His big break came when he won his first-ever marathon in Eugene, Oregon, “Track Town USA”, where he now lives and trains. He also qualified for the 2012 Olympic marathon trials.

In the last few years, Leon has had several top 10 and top 15 finishes in world-class marathons. That includes finishing eighth in last year’s New York City Marathon, 10th and 12th in the 2013 and 2014 Boston Marathons, respectively, and a 15th place finish in the Chicago Marathon.

In 2013, he became only the second American in a decade to have two top-15 finishes in world-class marathons.

Although he again qualified for the 2016 Olympic marathon trials, he said he was disappointed with his finish, “in the 20s,” after several top finishes against world-class competition during the year.

“You kind of pick yourself up,” Leon said of his response, with a commitment to improve in a sport he has come to love.

Today, at 32, he is taking it a year at a time, while working hard and hoping to improve on his times — and to again finish well in some world-class marathons.

“It’s what I love about running, this constant evolution, and this chance to kind of get better,” Leon said during a 2015 speaking stint at Van Wert Rotary Club.

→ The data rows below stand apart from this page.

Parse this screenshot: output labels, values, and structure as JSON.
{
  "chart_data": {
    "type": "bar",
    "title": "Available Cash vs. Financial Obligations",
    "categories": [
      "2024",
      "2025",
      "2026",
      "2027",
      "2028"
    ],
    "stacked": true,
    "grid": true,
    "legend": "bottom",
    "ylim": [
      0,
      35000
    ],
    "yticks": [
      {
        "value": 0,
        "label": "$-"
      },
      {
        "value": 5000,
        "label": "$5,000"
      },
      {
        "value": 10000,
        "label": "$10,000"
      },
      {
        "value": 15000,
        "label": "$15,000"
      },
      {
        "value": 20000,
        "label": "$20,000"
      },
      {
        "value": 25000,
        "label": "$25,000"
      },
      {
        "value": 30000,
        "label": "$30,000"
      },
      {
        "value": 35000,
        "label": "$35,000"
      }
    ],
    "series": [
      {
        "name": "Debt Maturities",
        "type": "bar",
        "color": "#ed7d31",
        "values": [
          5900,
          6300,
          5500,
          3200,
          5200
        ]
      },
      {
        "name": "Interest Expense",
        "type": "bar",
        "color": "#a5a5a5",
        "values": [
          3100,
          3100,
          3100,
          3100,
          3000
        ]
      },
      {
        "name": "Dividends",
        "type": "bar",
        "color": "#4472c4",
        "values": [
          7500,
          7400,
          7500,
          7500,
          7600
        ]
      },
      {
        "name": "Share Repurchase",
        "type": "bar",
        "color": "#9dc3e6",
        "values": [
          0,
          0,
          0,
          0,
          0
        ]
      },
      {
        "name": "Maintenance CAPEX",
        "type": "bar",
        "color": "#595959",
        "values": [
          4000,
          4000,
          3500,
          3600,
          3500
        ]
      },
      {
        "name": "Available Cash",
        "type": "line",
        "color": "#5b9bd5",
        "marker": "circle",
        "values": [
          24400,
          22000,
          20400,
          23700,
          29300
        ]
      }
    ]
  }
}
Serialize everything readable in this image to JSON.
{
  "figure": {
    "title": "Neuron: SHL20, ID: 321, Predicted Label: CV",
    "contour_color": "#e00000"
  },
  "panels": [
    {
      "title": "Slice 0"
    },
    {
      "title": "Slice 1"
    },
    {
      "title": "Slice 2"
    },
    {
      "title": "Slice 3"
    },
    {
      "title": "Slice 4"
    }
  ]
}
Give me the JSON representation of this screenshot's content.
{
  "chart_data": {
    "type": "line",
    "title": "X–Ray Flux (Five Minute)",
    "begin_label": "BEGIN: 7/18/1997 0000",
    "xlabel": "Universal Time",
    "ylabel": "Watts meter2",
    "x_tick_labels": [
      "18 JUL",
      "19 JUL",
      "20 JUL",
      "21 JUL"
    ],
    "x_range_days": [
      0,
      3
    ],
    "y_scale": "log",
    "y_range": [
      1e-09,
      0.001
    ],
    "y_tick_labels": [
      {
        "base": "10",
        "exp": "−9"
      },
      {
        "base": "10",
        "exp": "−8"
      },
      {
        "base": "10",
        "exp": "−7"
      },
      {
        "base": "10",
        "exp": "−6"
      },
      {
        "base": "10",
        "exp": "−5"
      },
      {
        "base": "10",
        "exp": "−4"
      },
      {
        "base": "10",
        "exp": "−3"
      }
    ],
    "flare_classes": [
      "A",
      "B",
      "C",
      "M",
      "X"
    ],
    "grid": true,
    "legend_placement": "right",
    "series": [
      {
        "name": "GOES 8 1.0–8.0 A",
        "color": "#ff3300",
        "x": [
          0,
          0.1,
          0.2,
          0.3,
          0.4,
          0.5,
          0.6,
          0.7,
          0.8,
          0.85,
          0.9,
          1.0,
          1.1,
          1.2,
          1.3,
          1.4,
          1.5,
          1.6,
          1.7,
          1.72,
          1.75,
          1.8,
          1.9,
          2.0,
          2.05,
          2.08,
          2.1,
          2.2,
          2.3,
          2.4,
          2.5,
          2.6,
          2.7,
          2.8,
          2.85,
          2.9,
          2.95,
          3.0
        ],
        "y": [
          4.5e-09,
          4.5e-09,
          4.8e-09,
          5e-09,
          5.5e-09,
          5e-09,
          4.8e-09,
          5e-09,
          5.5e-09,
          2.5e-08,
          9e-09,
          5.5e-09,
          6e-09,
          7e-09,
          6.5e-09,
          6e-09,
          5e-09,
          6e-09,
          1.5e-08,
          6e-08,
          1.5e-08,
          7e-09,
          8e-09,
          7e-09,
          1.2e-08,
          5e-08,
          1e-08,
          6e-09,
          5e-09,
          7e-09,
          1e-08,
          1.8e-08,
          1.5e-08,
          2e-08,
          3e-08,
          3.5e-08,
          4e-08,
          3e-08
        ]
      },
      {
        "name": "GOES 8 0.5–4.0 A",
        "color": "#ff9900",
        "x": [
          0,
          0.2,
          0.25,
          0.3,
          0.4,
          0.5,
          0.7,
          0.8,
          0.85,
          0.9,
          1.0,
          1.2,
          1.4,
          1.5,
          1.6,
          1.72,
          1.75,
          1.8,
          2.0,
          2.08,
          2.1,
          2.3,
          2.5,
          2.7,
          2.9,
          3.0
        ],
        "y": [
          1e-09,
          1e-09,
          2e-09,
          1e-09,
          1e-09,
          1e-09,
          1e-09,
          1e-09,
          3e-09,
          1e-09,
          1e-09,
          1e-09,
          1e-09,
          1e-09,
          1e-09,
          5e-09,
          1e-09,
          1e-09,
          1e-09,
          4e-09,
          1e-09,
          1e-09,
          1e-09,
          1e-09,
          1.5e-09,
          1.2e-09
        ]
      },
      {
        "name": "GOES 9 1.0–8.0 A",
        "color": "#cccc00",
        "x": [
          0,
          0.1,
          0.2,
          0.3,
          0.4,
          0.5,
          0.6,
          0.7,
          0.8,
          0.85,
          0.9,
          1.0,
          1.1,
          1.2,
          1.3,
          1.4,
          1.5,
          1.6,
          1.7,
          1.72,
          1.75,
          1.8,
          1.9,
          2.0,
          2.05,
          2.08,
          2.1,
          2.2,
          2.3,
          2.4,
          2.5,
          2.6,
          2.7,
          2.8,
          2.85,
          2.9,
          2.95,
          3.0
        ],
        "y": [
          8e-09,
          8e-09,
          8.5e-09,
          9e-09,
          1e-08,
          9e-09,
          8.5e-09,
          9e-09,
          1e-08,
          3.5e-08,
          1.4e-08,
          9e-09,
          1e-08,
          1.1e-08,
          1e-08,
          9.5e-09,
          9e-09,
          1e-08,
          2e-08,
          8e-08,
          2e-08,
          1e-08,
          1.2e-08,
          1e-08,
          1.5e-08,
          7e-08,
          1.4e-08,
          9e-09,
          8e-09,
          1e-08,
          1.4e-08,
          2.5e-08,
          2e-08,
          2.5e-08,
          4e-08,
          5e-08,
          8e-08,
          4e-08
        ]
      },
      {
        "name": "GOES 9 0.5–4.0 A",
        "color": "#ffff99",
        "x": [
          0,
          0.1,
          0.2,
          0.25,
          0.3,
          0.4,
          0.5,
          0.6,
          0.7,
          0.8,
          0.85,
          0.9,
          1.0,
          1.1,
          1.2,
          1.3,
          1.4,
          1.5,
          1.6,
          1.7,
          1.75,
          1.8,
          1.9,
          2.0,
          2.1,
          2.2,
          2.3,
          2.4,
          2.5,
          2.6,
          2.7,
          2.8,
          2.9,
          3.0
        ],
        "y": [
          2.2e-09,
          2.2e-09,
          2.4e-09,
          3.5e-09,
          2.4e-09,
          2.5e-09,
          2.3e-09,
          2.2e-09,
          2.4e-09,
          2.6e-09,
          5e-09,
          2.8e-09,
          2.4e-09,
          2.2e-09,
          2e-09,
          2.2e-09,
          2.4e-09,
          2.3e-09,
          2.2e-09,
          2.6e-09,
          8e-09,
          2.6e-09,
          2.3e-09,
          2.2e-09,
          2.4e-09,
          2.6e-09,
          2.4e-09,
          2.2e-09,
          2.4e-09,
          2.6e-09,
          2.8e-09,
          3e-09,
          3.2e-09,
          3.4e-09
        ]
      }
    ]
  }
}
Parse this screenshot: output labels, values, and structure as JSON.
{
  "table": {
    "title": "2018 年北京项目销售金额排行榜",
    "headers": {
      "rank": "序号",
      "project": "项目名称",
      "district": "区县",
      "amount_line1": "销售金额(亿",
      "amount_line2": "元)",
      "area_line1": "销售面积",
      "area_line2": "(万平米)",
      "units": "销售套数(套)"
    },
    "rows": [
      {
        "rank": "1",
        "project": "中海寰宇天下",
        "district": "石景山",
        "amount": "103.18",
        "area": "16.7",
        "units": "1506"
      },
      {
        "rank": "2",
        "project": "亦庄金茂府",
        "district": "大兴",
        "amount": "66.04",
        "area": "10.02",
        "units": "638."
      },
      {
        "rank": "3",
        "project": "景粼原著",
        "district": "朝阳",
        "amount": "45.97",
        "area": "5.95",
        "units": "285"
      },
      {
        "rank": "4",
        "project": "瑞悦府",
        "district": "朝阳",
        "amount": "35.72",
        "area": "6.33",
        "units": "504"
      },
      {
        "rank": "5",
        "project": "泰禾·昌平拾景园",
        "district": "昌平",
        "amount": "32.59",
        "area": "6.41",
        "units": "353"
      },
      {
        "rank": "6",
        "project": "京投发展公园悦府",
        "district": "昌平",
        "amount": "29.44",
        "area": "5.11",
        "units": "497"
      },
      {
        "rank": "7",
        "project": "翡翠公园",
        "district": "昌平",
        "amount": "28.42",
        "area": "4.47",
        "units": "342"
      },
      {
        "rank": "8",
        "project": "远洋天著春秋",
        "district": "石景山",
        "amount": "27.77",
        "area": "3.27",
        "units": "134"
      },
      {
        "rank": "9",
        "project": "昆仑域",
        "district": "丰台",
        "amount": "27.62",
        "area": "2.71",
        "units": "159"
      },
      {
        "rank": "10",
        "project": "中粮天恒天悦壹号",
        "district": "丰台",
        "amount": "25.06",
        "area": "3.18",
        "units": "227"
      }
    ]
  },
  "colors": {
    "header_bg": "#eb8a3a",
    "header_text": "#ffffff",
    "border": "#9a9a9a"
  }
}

Leon now has a professional running contract, but unlike many runners, manages himself without an agent, using the sports marketing skills he learned in college. He also teaches a sports marketing class at the University of Oregon to earn additional income.

Unlike his early days, Leon now goes first-class at world-class marathons: staying in top hotels and being chauffeured to race sites in a chartered bus. But the unassuming Van Wert native appreciates those perks, especially since he knows what it’s like to be one of the non-professional runners who compete.

“I can relate to the person who is in the middle of the pack, because I was that person,” Leon says.

He also said he is honored and humbled to be asked to be the grand marshal for the VWHS Homecoming Parade, adding that he hopes his story can inspire other students to take risks to do what they love.